The investigators noted that while SBUF extraction rates differed tenfold between groups, total ultrafiltration exposure was more similar than expected due to concurrent use of conventional and modified ultrafiltration. This overlap may have reduced the biological contrast between treatment arms. Additionally, prior mechanistic studies have shown that only a modest fraction of inflammatory mediators are removed by ultrafiltration relative to total circulating volume, limiting potential clinical impact.
Importantly, there were no operative deaths in the study, and overall outcomes were favorable in both groups. Most patients demonstrated clinical stabilization within 12 to 24 hours postoperatively and continued improvement by 48 hours.
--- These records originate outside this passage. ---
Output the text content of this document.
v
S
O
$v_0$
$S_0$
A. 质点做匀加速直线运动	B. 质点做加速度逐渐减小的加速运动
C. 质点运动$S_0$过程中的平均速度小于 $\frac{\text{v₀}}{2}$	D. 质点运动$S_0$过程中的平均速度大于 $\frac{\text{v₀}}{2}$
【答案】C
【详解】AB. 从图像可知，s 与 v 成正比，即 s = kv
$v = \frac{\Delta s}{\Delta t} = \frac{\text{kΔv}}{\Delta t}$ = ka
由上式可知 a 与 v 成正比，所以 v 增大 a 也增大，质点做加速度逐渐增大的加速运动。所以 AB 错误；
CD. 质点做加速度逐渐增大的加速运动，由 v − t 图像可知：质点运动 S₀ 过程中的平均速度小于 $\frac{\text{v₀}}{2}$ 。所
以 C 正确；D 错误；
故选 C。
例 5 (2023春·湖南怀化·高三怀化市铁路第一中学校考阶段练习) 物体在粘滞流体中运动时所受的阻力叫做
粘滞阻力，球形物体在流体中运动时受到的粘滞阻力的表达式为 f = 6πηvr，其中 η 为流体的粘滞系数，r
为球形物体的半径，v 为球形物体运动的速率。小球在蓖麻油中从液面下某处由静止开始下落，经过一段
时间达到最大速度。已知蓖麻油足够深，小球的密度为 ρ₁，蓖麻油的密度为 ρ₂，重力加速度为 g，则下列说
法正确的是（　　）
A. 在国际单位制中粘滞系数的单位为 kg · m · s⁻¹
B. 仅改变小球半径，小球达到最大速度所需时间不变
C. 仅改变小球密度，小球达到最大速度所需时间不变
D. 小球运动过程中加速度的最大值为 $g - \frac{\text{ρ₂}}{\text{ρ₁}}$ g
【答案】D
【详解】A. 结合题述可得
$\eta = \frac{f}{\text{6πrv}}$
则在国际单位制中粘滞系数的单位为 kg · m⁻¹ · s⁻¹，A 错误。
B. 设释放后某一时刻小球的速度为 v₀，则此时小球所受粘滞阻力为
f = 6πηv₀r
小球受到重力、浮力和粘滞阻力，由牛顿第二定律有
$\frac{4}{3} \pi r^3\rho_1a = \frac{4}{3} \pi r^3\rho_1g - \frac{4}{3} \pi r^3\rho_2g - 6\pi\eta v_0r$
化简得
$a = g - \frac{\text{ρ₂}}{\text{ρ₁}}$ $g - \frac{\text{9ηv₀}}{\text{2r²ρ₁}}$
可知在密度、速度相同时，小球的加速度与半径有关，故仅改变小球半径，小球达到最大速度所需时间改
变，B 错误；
The ULTRA trial contributes high-quality randomized evidence to the field of pediatric cardiac surgery. Previous smaller studies had suggested possible benefits of continuous ultrafiltration in reducing inflammatory markers or shortening ventilation time. However, ULTRA—larger and rigorously blinded—did not replicate those findings. The results align with other recent large trials evaluating anti-inflammatory strategies during pediatric CPB, including nitric oxide administration and corticosteroid therapy, which have also shown neutral results for primary clinical outcomes.
The study does have limitations. It was conducted at a single center, which may limit generalizability. The relatively small sample size and heterogeneity of congenital heart diagnoses may have increased variability. Additionally, despite protocol differences, total ultrafiltration volumes overlapped more than anticipated.
In conclusion, the ULTRA randomized controlled trial demonstrates that high-exchange continuous ultrafiltration during pediatric cardiopulmonary bypass does not improve postoperative clinical recovery or reduce systemic inflammation compared with low-exchange ultrafiltration. While ultrafiltration remains valuable for fluid management and hemoconcentration, its role as a primary immunomodulatory therapy appears limited. Future innovation will likely require novel biologic or device-based approaches to meaningfully mitigate CPB-associated inflammation and enhance recovery after pediatric heart surgery.